YOUR SOLIN GENERATED RECIPE
Seared Salmon with Steamed Asparagus and Brown Rice
Pan-seared salmon fillet served over nutty brown rice and tender asparagus, finished with a squeeze of fresh lemon and a sprinkle of fragrant dill.
INGREDIENTS
5 ounces Salmon Fillet
0.5 cup cooked Brown Rice
1 cup Asparagus spears
1 teaspoon Olive Oil
0.5 fresh Lemon
1 teaspoon fresh Dill
PREPARATION
Pat the salmon fillet dry with a paper towel and season both sides with sea salt and black pepper.

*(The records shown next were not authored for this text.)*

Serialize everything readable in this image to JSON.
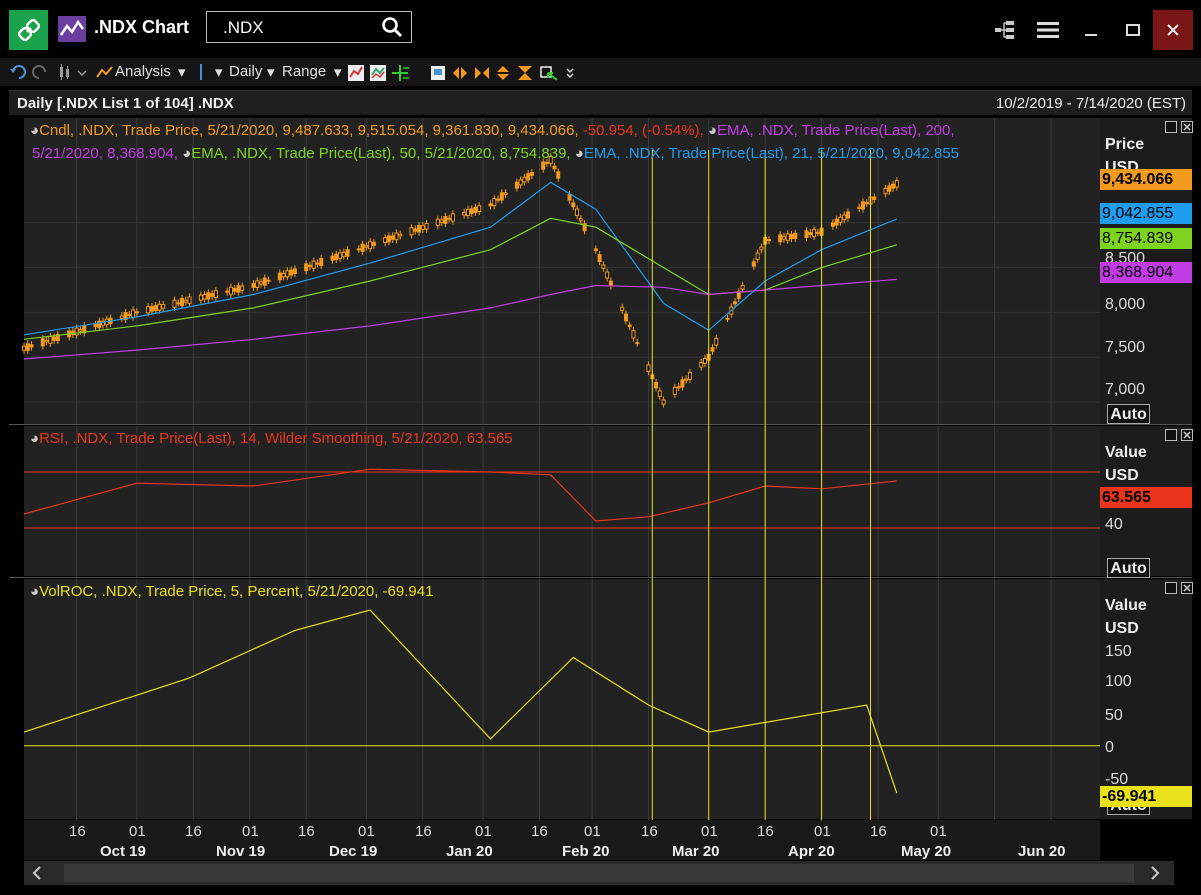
{
  "window": {
    "title": ".NDX Chart",
    "ric_value": ".NDX"
  },
  "toolbar": {
    "analysis": "Analysis",
    "interval": "Daily",
    "range": "Range"
  },
  "header": {
    "left": "Daily [.NDX List 1 of 104] .NDX",
    "right": "10/2/2019 - 7/14/2020 (EST)"
  },
  "price_panel": {
    "legend": {
      "cndl_prefix": "Cndl, .NDX, Trade Price, 5/21/2020, 9,487.633, 9,515.054, 9,361.830, 9,434.066,",
      "cndl_change": "-50.954, (-0.54%),",
      "ema200_line1": "EMA, .NDX, Trade Price(Last),  200,",
      "ema200_line2": "5/21/2020, 8,368.904,",
      "ema50": "EMA, .NDX, Trade Price(Last),  50, 5/21/2020, 8,754.839,",
      "ema21": "EMA, .NDX, Trade Price(Last),  21, 5/21/2020, 9,042.855"
    },
    "axis_title": "Price",
    "axis_unit": "USD",
    "ticks": [
      "8,500",
      "8,000",
      "7,500",
      "7,000"
    ],
    "badges": {
      "close": "9,434.066",
      "ema21": "9,042.855",
      "ema50": "8,754.839",
      "ema200": "8,368.904"
    },
    "auto": "Auto"
  },
  "rsi_panel": {
    "legend": "RSI, .NDX, Trade Price(Last),  14, Wilder Smoothing, 5/21/2020, 63.565",
    "axis_title": "Value",
    "axis_unit": "USD",
    "tick": "40",
    "badge": "63.565",
    "auto": "Auto"
  },
  "volroc_panel": {
    "legend": "VolROC, .NDX, Trade Price,  5, Percent, 5/21/2020, -69.941",
    "axis_title": "Value",
    "axis_unit": "USD",
    "ticks": [
      "150",
      "100",
      "50",
      "0",
      "-50"
    ],
    "badge": "-69.941",
    "auto": "Auto"
  },
  "x_axis": {
    "days": [
      "16",
      "01",
      "16",
      "01",
      "16",
      "01",
      "16",
      "01",
      "16",
      "01",
      "16",
      "01",
      "16",
      "01",
      "16",
      "01"
    ],
    "months": [
      "Oct 19",
      "Nov 19",
      "Dec 19",
      "Jan 20",
      "Feb 20",
      "Mar 20",
      "Apr 20",
      "May 20",
      "Jun 20"
    ]
  },
  "colors": {
    "candle": "#f39a1e",
    "ema21": "#1e9cf0",
    "ema50": "#7ed321",
    "ema200": "#c23ce6",
    "rsi": "#e8351c",
    "volroc": "#e9e21b",
    "marker": "#e9e21b"
  },
  "chart_data": {
    "type": "line",
    "title": "",
    "x": [
      "2019-10-02",
      "2019-11-01",
      "2019-12-02",
      "2020-01-02",
      "2020-02-03",
      "2020-02-19",
      "2020-03-02",
      "2020-03-20",
      "2020-04-01",
      "2020-04-16",
      "2020-05-01",
      "2020-05-21"
    ],
    "series": [
      {
        "name": "Cndl",
        "values": [
          7600,
          8000,
          8300,
          8750,
          9200,
          9700,
          8700,
          7000,
          7500,
          8800,
          8900,
          9434
        ]
      },
      {
        "name": "EMA 21",
        "values": [
          7750,
          7950,
          8200,
          8550,
          8950,
          9450,
          9150,
          8100,
          7800,
          8350,
          8700,
          9042
        ]
      },
      {
        "name": "EMA 50",
        "values": [
          7700,
          7850,
          8050,
          8350,
          8700,
          9050,
          8950,
          8500,
          8200,
          8250,
          8500,
          8754
        ]
      },
      {
        "name": "EMA 200",
        "values": [
          7480,
          7580,
          7700,
          7850,
          8050,
          8200,
          8300,
          8280,
          8200,
          8250,
          8300,
          8368
        ]
      }
    ],
    "ylim": [
      6800,
      9700
    ],
    "x_range": [
      "2019-10-02",
      "2020-07-14"
    ],
    "rsi": {
      "name": "RSI",
      "x": [
        "2019-10-02",
        "2019-11-01",
        "2019-12-02",
        "2020-01-02",
        "2020-02-03",
        "2020-02-19",
        "2020-03-02",
        "2020-03-16",
        "2020-04-01",
        "2020-04-16",
        "2020-05-01",
        "2020-05-21"
      ],
      "values": [
        40,
        62,
        60,
        72,
        70,
        68,
        35,
        38,
        48,
        60,
        58,
        63.565
      ],
      "bands": [
        30,
        70
      ]
    },
    "volroc": {
      "name": "VolROC",
      "x": [
        "2019-10-02",
        "2019-11-15",
        "2019-12-13",
        "2020-01-02",
        "2020-02-03",
        "2020-02-25",
        "2020-03-16",
        "2020-04-01",
        "2020-05-13",
        "2020-05-21"
      ],
      "values": [
        20,
        100,
        170,
        200,
        10,
        130,
        60,
        20,
        60,
        -69.941
      ],
      "ylim": [
        -80,
        200
      ]
    }
  }
}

Heat the olive oil in a non-stick skillet over medium-high heat until shimmering.
Place the salmon skin-side down in the hot pan and sear for 4 minutes until the skin is perfectly crisp.
Flip the salmon carefully and cook for an additional 2-3 minutes until the center is just opaque and the fish flakes easily.
While the salmon cooks, steam the asparagus spears over boiling water for 4-5 minutes until they are vibrant green and tender-crisp.
Warm the pre-cooked brown rice in a small saucepan or microwave until fluffy.
Plate the brown rice and asparagus, top with the seared salmon fillet, and garnish with a generous squeeze of fresh lemon and chopped dill.